Poster
in
Workshop: Assessing World Models: Methods and Metrics for Evaluating Understanding
Understanding Large Language Models' Ability on Interdisciplinary Research
Yuanhao Shen · Daniel de Sousa · Ricardo de Andrade Nascimento · Ali Asad · Hongyu Guo · Xiaodan Zhu
Keywords: [ Dataset ] [ NLP for Science ] [ Interdisciplinary Research ] [ Large Language Models ] [ Benchmark ]

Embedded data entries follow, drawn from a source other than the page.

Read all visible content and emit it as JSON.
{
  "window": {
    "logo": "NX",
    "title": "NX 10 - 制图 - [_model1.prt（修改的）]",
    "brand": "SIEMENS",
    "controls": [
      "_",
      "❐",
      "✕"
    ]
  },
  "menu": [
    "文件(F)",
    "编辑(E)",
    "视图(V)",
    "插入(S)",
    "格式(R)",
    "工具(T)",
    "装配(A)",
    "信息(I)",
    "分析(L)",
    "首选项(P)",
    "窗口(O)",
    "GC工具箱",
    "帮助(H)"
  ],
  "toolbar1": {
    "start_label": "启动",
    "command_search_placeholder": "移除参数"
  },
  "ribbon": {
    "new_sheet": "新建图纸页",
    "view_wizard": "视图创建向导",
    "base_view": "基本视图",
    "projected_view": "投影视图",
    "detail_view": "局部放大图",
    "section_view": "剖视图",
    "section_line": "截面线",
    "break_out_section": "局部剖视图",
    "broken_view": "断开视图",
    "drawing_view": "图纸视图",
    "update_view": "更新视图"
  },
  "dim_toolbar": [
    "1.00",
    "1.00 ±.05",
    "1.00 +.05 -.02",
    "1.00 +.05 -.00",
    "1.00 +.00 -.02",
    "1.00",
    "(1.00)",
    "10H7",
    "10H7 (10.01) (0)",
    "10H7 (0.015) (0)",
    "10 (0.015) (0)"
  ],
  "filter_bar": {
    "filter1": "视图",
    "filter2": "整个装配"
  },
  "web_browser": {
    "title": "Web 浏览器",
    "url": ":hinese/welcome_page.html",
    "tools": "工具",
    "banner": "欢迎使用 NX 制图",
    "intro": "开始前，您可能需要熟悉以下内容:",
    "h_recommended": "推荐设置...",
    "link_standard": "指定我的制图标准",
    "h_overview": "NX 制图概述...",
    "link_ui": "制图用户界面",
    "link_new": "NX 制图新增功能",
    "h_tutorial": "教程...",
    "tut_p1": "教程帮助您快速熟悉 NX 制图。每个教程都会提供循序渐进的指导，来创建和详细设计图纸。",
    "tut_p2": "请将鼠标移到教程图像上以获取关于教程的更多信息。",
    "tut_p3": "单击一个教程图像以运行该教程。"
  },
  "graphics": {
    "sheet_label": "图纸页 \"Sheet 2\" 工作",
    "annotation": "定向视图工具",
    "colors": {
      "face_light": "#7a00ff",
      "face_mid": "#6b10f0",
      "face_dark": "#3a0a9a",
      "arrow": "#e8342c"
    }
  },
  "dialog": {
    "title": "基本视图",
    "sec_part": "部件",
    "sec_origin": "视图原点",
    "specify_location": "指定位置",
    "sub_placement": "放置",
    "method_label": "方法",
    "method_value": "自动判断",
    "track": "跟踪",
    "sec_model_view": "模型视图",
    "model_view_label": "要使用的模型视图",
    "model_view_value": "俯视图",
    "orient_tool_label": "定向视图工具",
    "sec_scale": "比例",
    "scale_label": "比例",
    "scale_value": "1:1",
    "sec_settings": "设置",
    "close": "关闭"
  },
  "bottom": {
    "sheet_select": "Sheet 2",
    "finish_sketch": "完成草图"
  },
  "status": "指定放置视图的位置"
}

This work introduces IDRBench --- a pioneering benchmark featuring an expert-annotated dataset and a suite of tasks tailored to evaluate LLMs' capabilities in proposing valuable research ideas for \textbf{Interdisciplinary Research (IDR)}. To ensure a reliable evaluation, our dataset consists of scientific publications sourced from the ArXiv platform covering six distinct disciplines and is annotated by domain experts with diverse academic backgrounds.The design of evaluation tasks in IDRBench follows a progressive, real-world perspective, reflecting the natural stages of interdisciplinary research development, including 1) IDR Paper Identification, 2) IDR Idea Integration}, and 3) IDR Idea Recommendation. Using IDRBench, we construct baselines across 10 LLMs and observe that despite fostering some level of IDR awareness, LLMs still struggle to produce quality IDR ideas. These findings could not only spark new research directions, but also help to develop next-generation LLMs that excel in interdisciplinary research.